We performed quantitative computed tomography in vitro on the first and third lumbar vertebrae in human cadavera using a dibasic potassium phosphate phantom for calibration. The quantitative computed-tomography numbers exhibited a significant positive correlation (R2 = 0.89, p less than 0.0001) with direct measurements of the apparent density of the vertebral trabecular bone. We also conducted uniaxial compression tests to failure of the vertebral bodies after removal of the posterior elements, and found that vertebral compressive strength was also correlated at a high level of significance (R2 = 0.82, p less than 0.0001) with direct measurement of the trabecular apparent density. These findings suggested the possibility that the quantitative computed-tomography values might be directly predictive of vertebral compressive strength.

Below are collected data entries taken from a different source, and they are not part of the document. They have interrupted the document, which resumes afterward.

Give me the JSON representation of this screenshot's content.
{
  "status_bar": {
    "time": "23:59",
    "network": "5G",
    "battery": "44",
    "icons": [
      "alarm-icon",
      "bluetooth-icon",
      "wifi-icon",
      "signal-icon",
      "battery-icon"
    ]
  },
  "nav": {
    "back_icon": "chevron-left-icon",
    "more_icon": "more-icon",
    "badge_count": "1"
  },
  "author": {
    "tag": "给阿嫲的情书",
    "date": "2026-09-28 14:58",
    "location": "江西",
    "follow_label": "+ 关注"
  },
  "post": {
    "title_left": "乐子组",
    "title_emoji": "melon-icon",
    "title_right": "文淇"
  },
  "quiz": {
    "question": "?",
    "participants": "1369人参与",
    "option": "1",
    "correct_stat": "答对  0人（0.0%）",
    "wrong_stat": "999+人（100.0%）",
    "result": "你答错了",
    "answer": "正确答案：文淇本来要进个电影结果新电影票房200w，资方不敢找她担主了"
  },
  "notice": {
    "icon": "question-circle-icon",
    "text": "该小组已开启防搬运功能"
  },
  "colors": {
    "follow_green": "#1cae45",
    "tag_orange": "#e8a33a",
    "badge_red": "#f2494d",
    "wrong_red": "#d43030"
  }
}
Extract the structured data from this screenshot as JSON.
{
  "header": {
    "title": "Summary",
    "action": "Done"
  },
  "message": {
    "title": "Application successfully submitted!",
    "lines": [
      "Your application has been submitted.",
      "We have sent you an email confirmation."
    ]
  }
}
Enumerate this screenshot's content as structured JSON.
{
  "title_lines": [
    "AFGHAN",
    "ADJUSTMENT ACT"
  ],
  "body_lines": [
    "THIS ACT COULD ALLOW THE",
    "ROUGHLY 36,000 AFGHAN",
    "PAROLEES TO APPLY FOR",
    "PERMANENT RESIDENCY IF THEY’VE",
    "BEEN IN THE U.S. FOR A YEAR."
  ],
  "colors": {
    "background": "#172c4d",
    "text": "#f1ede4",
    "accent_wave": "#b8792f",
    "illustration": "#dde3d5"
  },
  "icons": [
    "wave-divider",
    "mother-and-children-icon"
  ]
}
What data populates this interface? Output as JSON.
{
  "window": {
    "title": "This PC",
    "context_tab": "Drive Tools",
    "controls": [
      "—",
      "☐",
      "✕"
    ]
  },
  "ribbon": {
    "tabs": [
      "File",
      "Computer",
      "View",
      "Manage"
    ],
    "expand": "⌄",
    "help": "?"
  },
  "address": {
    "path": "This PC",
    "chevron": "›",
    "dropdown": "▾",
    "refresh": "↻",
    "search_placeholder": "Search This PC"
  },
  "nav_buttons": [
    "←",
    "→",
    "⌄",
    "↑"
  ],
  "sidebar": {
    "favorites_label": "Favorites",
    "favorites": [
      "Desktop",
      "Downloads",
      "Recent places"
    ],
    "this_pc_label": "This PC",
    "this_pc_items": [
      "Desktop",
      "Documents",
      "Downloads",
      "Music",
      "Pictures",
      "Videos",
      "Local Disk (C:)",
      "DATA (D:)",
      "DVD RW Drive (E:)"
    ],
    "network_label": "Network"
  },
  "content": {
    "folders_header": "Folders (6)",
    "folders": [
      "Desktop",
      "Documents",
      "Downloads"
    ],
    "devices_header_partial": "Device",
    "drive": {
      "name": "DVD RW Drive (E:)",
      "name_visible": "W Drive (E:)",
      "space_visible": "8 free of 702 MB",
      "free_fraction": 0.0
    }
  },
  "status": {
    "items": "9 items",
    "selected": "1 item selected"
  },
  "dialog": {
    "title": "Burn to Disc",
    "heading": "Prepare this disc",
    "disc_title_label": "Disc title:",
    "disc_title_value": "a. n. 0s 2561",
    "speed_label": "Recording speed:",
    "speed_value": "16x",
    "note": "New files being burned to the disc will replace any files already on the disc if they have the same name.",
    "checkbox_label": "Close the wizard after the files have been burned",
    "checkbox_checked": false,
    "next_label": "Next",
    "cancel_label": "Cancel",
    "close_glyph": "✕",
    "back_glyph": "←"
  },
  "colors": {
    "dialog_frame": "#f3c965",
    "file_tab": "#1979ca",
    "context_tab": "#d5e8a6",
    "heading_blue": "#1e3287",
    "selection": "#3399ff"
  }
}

However, when we correlated the quantitative computed-tomography values directly with vertebral compressive strength, the results (R2 = 0.46, p less than 0.061) were suggestive but not quite significant. All vertebral bodies failed by compression of the end-plate, suggesting only a modest structural role for the cortical shell under these loading conditions. This was confirmed by comparing the compressive load to failure of twenty additional pairs of vertebrae that were tested with and without an intact vertebral cortex. Removal of the cortex was associated with approximately 10 per cent reduction in vertebral load to failure.